George comes to play tennis that afternoon at Windy Corner with Lucy, Freddy, and Mr. Floyd. George plays to win, and he does. The narrator writes, "He wanted to live now, to win at tennis, to stand for all he was worth in the sun." Cecil declines to play, preferring to read aloud and mock passages from a romance novel set in Italy. Lucy discovers that the author is Miss Eleanor Lavish, much to her amusement. Her laughter fades quickly, though, when Cecil reads aloud a passage of two young lovers kissing in a field of violets. She turns away from Cecil so he can't see her face. Instead, she sees George's, just as Cecil begins to read: "There came from his lips no wordy protestation such as formal lovers use. No eloquence was his, nor did he suffer from the lack of it. He simply enfolded her in his manly arms." Internally flustered, Lucy calmly suggests they go in for tea. As they walk toward the house, George again kisses Lucy behind the concealing screen of a shrubbery.

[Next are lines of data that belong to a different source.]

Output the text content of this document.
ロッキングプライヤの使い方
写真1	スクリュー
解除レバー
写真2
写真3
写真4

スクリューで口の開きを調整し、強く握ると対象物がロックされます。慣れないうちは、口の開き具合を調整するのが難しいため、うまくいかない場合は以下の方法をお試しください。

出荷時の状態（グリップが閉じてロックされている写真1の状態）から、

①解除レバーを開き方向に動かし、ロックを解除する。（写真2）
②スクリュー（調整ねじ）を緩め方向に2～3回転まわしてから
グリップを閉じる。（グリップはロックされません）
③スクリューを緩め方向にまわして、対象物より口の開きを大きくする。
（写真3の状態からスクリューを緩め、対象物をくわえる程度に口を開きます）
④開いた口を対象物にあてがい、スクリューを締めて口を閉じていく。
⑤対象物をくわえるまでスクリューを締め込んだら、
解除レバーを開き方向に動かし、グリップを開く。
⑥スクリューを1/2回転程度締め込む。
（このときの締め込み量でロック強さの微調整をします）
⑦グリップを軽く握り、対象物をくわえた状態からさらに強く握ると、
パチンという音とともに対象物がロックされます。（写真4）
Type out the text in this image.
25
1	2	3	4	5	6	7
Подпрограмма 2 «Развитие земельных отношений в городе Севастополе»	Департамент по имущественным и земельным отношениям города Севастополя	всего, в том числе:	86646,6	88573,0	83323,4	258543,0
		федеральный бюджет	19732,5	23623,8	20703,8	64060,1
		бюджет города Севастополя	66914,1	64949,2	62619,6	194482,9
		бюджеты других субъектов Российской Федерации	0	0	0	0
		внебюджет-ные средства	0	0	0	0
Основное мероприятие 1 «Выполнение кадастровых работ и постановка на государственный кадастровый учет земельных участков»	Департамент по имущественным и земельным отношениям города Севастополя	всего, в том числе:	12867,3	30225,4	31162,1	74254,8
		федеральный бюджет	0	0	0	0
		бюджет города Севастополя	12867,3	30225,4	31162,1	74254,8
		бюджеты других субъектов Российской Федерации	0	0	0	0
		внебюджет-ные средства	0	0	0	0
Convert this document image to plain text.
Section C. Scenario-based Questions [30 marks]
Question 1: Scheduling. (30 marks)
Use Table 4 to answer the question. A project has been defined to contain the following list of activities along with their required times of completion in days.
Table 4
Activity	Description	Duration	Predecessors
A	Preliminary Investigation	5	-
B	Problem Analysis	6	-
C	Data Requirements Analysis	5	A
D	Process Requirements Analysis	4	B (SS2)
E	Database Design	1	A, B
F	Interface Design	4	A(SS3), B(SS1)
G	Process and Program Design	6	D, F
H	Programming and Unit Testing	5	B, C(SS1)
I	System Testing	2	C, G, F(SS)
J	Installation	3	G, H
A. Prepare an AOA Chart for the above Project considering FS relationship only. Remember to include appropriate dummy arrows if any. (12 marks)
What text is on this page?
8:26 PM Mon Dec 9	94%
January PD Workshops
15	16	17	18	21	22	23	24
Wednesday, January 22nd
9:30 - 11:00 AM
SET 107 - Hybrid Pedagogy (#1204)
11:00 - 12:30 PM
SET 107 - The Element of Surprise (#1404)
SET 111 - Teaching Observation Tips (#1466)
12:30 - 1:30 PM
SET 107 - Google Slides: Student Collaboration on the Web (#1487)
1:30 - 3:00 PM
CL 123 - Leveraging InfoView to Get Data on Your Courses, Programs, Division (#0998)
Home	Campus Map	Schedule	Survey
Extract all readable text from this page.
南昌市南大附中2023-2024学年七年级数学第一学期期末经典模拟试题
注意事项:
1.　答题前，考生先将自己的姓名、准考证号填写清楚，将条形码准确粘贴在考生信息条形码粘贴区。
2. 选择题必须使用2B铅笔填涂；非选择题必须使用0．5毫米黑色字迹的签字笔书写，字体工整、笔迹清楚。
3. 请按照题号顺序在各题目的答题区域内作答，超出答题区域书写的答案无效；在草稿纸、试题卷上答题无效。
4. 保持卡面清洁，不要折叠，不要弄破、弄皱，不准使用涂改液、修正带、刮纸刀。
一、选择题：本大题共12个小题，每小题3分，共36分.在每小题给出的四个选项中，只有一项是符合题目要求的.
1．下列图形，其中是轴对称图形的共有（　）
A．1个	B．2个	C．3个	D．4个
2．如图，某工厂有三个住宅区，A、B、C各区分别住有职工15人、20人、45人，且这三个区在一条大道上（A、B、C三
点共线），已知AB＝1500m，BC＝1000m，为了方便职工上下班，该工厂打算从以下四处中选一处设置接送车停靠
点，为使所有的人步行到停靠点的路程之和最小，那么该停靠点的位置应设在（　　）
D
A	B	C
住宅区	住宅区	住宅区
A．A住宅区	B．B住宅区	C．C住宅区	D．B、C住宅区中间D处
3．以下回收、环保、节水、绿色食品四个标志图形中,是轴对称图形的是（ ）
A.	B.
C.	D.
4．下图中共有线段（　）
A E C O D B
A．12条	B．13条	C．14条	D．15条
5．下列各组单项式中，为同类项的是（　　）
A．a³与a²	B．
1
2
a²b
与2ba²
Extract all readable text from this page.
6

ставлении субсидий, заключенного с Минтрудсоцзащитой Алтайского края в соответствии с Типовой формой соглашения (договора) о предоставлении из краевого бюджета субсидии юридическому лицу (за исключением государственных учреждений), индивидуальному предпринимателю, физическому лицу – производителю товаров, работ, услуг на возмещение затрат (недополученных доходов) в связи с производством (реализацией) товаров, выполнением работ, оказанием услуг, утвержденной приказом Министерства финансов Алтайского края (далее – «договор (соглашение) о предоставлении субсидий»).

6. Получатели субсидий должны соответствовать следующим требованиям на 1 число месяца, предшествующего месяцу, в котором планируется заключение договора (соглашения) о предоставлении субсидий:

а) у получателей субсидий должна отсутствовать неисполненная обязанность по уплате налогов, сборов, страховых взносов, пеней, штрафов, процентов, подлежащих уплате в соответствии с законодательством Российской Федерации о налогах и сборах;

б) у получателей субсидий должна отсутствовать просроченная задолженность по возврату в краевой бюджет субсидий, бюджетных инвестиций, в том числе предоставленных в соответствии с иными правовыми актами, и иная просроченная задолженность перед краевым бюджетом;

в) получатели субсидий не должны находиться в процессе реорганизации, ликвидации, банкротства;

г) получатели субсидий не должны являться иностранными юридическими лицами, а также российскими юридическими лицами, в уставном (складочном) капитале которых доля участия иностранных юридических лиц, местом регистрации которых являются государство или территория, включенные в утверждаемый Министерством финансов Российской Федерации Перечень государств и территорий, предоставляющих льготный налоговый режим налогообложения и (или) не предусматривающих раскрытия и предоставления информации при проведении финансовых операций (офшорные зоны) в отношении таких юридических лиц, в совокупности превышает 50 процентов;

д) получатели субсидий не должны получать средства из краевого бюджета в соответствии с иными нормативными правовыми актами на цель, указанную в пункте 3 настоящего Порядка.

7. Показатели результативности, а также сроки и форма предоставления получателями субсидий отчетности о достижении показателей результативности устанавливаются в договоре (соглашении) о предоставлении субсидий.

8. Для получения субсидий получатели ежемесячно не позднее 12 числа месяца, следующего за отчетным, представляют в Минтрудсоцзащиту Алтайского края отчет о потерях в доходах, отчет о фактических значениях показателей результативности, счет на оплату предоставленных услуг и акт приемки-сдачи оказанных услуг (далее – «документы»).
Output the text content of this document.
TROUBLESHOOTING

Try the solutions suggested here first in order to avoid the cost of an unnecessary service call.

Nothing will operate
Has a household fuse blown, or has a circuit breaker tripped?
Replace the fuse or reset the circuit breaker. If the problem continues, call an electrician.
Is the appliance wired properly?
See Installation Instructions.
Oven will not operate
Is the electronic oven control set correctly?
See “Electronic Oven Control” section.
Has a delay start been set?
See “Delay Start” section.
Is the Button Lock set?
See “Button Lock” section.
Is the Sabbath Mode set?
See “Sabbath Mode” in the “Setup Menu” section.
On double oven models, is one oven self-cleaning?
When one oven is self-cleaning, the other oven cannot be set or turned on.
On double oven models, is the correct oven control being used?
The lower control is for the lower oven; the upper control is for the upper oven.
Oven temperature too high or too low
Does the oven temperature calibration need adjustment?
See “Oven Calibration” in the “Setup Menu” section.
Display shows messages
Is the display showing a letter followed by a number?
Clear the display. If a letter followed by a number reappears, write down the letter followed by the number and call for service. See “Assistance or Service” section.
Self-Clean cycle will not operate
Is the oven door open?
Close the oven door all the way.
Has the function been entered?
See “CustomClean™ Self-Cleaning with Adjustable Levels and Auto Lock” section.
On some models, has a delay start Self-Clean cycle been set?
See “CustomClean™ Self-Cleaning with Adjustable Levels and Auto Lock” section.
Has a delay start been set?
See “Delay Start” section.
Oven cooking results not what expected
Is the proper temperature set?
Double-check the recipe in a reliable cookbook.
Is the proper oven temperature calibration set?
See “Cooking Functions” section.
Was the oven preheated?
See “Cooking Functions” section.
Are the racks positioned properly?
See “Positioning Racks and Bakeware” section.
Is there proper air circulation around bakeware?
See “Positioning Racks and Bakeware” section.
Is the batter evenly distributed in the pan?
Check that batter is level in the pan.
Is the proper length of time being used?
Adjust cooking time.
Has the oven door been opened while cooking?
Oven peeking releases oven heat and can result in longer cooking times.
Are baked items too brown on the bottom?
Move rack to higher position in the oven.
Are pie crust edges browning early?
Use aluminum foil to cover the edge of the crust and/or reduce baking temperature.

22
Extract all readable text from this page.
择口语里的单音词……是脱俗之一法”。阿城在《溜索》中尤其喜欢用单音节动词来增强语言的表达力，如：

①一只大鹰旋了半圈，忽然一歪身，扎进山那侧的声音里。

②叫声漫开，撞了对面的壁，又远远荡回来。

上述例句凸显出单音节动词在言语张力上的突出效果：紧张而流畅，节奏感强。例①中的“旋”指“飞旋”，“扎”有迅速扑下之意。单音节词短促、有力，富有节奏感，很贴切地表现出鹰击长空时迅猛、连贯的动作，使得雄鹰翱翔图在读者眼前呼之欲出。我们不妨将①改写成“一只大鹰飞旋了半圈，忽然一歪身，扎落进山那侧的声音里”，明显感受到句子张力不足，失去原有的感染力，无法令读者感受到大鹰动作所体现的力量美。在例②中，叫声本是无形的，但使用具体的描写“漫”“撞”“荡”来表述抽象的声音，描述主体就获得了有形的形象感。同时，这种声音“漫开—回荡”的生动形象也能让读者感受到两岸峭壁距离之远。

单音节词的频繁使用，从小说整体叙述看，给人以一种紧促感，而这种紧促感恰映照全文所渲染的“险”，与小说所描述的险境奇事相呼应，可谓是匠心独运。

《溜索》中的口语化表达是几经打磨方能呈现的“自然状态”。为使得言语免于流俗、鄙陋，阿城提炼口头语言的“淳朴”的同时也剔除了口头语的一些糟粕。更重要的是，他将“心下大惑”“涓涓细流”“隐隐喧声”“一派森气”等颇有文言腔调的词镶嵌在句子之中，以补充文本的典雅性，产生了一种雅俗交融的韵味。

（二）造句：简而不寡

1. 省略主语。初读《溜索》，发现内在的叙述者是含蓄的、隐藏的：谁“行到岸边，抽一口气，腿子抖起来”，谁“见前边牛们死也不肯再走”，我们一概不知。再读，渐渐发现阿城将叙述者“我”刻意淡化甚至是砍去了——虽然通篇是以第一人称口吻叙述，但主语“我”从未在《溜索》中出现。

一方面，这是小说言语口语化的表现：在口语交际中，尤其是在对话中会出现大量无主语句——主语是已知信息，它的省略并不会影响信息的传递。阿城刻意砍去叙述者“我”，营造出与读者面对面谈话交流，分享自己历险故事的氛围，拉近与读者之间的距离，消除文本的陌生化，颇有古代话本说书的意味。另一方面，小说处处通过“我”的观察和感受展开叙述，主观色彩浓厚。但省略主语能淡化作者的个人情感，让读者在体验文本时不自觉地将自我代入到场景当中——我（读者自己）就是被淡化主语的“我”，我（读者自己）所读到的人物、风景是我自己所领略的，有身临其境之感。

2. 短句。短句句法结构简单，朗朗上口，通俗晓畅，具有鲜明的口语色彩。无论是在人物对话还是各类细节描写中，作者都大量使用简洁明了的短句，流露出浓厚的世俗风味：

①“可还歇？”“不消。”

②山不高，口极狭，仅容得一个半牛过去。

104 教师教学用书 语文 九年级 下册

The different roles of men and women are highlighted again when only the women of the household go to church. Women are expected to exhibit proper behavior at all times, while men have more freedom to do as they please.
When Mr. Emerson brings up the matter of the villa and the Miss Alans, he must know it will make Lucy Honeychurch uncomfortable. Although no one says so, everyone knows it was Cecil Vyse's doing, and that it wasn't a very nice thing to do. This unspoken condemnation of Cecil seems to be shared by everyone at Summer Street. Lucy's family and friends, though, are generally too polite to say anything against Cecil outright. They respect Lucy's choice, even if they don't agree with it.
Charlotte Bartlett has not changed at all since Italy. In her mind, George Emerson is still "the enemy" and someone she does not wish to associate with. Rather than letting the past be the past, Charlotte continues her ridiculous pretense of cold, genteel manners. By refusing to greet the Emersons more civilly, she makes it clear that she stands on the side of old-fashioned propriety and the separation of the social classes. Charlotte's gesture has no effect on Lucy, though, who sees more and more of George's good qualities—especially in contrast to Cecil's bad ones. George is emotionally sensitive, as revealed by his blushing when Charlotte arrives. He is also discreet and loyal to Lucy; he has kept their kiss a secret. In this, he and Lucy are alike. George hasn't told his father, and Lucy hasn't told her mother. Their loyalty to each other is stronger than the parent–child bond—a mark of true love. On the surface, Lucy is happy Cecil will not discover the secret. But there is also a part of her that must understand George loves her, and it is from this knowledge that her joy really springs.
Once again, Cecil unwittingly aids George in his wooing of Lucy. As he reads aloud the passage of the kiss in the novel, feelings of love and attraction are stirred again in Lucy and George. Passionate George, who now "wants to live" and who is ready to risk everything for love, takes a chance again by kissing Lucy and showing her how he really feels.